D’après les données militaires, quatre employés des TCK ont été tués dans l’exercice de leurs fonctions à la suite de ces incidents.

L’Ukraine a décrété la mobilisation générale en février 2022, une mesure prolongée à plusieurs reprises depuis. Dans ce contexte, l’espace médiatique du pays s’est rempli de vidéos montrant des heurts entre civils et personnel des bureaux de conscription. Les réseaux sociaux diffusent et commentent activement des images de mobilisations forcées dans diverses régions.

De nombreux rapports indiquent que, sous la pression d’objectifs de mobilisation, le personnel des TCK recourt souvent à des pratiques coercitives.
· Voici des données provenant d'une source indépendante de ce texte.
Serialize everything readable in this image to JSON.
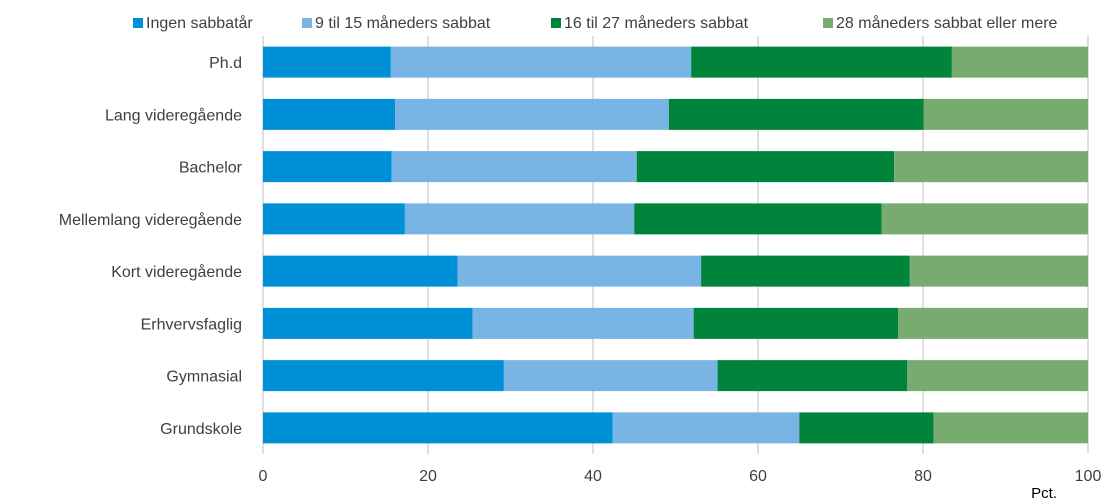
{
  "chart_data": {
    "type": "bar",
    "orientation": "horizontal",
    "stacked": true,
    "categories": [
      "Ph.d",
      "Lang videregående",
      "Bachelor",
      "Mellemlang videregående",
      "Kort videregående",
      "Erhvervsfaglig",
      "Gymnasial",
      "Grundskole"
    ],
    "series": [
      {
        "name": "Ingen sabbatår",
        "color": "#0090d8",
        "values": [
          15.5,
          16.0,
          15.6,
          17.2,
          23.6,
          25.4,
          29.2,
          42.4
        ]
      },
      {
        "name": "9 til 15 måneders sabbat",
        "color": "#78b5e4",
        "values": [
          36.4,
          33.2,
          29.7,
          27.8,
          29.5,
          26.8,
          25.9,
          22.6
        ]
      },
      {
        "name": "16 til 27 måneders sabbat",
        "color": "#00843c",
        "values": [
          31.6,
          30.9,
          31.2,
          30.0,
          25.3,
          24.8,
          23.0,
          16.3
        ]
      },
      {
        "name": "28 måneders sabbat eller mere",
        "color": "#78ab70",
        "values": [
          16.5,
          19.9,
          23.5,
          25.0,
          21.6,
          23.0,
          21.9,
          18.7
        ]
      }
    ],
    "xlim": [
      0,
      100
    ],
    "xticks": [
      "0",
      "20",
      "40",
      "60",
      "80",
      "100"
    ],
    "unit_label": "Pct.",
    "grid": "vertical",
    "legend_position": "top"
  }
}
Des hommes en âge d’être mobilisés sont interpellés sans considération pour leur situation familiale ou leur état de santé, un schéma qui attise la colère du public et accentue les tensions entre la population et les autorités.

La multiplication de ces confrontations ne relève pas d’épisodes isolés, mais d’un conflit durable et de plus en plus visible autour des mécanismes de la mobilisation dans une Ukraine en guerre.